Ist das Gesetz Ihrer Ansicht nach verfassungswidrig?

Blanco: Ja! Das haben auch die größten spanischen Rechtsorgane wie etwa der Staatsrat betont. Die Ehe betrifft einen Mann und eine Frau. Alle Rechte und Artikel der spanischen Verfassung sind so verfaßt: "Alle haben das Recht auf ...". Der Artikel über die Eheschließung ist der einzige, der auf die Unterscheidung des Geschlechtes abstellt. Er ist so verfaßt: "Der Mann und die Frau haben darauf Recht, eine Ehe zu schließen". Die Autoren der Verfassung hatten keine andere Form von Eheschließung im Sinn als diejenige, die bislang existiert. Es existieren viele Möglichkeiten, um neue Situationen mit Gesetzen zu regeln, ohne dabei traditionelle Formen zu vereinnahmen.

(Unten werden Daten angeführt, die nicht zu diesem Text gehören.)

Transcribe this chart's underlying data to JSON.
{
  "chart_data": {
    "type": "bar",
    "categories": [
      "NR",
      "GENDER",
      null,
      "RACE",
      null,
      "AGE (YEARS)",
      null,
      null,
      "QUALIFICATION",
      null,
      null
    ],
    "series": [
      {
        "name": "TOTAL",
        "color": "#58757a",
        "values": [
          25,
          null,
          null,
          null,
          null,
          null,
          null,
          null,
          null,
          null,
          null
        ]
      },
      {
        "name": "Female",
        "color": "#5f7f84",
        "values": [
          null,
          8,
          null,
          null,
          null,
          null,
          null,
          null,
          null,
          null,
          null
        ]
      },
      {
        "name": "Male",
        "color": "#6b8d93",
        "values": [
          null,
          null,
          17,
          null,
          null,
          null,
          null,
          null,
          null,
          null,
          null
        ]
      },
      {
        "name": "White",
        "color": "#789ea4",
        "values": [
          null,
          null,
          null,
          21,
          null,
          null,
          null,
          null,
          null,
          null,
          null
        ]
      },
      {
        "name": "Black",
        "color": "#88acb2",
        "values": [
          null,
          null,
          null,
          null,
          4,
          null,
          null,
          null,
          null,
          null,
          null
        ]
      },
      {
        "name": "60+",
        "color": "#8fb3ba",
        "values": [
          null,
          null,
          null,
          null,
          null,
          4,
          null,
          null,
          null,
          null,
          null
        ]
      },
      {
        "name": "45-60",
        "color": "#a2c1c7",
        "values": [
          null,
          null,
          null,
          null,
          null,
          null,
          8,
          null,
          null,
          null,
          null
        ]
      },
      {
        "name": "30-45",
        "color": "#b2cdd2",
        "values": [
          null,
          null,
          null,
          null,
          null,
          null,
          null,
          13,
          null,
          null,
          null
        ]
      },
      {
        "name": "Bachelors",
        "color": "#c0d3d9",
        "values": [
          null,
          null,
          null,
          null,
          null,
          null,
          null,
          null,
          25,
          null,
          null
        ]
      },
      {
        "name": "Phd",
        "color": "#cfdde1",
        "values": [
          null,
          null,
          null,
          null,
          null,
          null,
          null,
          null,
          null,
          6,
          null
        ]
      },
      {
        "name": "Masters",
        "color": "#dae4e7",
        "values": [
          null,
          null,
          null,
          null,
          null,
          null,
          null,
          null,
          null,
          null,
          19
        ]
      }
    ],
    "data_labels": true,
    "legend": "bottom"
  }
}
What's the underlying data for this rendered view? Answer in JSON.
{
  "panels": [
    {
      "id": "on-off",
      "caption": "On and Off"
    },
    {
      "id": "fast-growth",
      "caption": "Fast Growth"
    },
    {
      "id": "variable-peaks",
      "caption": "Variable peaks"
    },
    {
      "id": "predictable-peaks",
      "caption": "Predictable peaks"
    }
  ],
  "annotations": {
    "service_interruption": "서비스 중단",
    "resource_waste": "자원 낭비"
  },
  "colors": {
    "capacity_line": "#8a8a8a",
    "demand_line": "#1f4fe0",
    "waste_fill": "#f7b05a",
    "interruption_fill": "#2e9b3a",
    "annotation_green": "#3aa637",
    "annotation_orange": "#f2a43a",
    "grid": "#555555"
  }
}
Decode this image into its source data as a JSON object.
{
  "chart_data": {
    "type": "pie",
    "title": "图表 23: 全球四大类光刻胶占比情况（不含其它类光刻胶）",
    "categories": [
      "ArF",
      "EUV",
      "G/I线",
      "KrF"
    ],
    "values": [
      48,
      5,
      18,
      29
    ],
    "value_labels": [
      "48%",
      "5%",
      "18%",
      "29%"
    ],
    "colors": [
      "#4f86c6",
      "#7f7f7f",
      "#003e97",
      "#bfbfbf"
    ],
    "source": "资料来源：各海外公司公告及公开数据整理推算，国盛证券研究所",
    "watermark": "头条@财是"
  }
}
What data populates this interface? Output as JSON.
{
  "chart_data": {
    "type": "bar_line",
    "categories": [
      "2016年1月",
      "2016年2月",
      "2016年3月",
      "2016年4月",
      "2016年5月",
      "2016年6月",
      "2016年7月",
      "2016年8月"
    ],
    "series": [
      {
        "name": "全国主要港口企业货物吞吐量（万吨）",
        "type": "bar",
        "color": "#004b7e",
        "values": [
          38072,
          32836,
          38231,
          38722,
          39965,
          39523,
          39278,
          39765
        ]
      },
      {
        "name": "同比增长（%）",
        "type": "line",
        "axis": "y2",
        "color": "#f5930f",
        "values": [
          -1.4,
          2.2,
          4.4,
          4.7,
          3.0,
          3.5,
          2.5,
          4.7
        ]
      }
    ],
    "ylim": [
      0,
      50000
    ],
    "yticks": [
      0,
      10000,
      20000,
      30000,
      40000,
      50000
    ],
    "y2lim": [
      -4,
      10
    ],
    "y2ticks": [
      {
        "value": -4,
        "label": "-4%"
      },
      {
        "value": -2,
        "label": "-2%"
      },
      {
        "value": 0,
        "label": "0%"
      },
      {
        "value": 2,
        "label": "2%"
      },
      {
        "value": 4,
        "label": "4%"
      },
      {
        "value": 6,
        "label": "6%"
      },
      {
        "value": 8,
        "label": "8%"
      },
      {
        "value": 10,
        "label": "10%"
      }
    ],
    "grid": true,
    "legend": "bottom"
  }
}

Doch die Regierung hat dieses verfassungswidrige und ungerechte Gesetz verabschieden lassen, ohne dabei die Meinung von Experten und den Protest aus der Bevölkerung zu berücksichtigen.

Welche Chancen bietet die Annahme der Beschwerde durch das Verfassungsgericht?

Blanco: Dieses Ereignis ist ein Anlaß, der Regierung zu zeigen, daß es eine echte Opposition gegen ihre Politik gibt. Es kann dazu führen, daß ein illegales Gesetz, das niemals hätte verabschiedet werden dürfen, aufgehoben wird. Von allen Möglichkeiten, die Lebensgemeinschaften von Personen gleichen Geschlechtes zu legalisieren, hat die Regierung die ungerechteste für die Familien und die chaotischste in bezug auf die Rechtsinstitutionen gewählt.

Was erwarten Sie für die Zukunft?

Blanco: Wir hoffen, daß das Verfassungsgericht das Gesetz für verfassungswidrig erklärt. Dies würde dazu beitragen, weitere Pläne gegen die Institution der Familie zu verhindern. Alle Paare gleichen Geschlechtes, die eine "Ehe" nach dem neuen Gesetz geschlossen haben, werden sich dann zwar in einer rechtlichen Grauzone befinden. Sie müssen sich dann an die Regeln halten, die bislang galten. Die Zahl dieser "Ehen" liegt bei nicht mal hundert Fällen. Für diese hundert hat man ein ganzes Rechtssystem verändert und so die Rechte von neun Millionen anderen mißachtet. Das zeigt, daß das soziale Engagement zugunsten von Familien noch immer nicht ausreichend ist.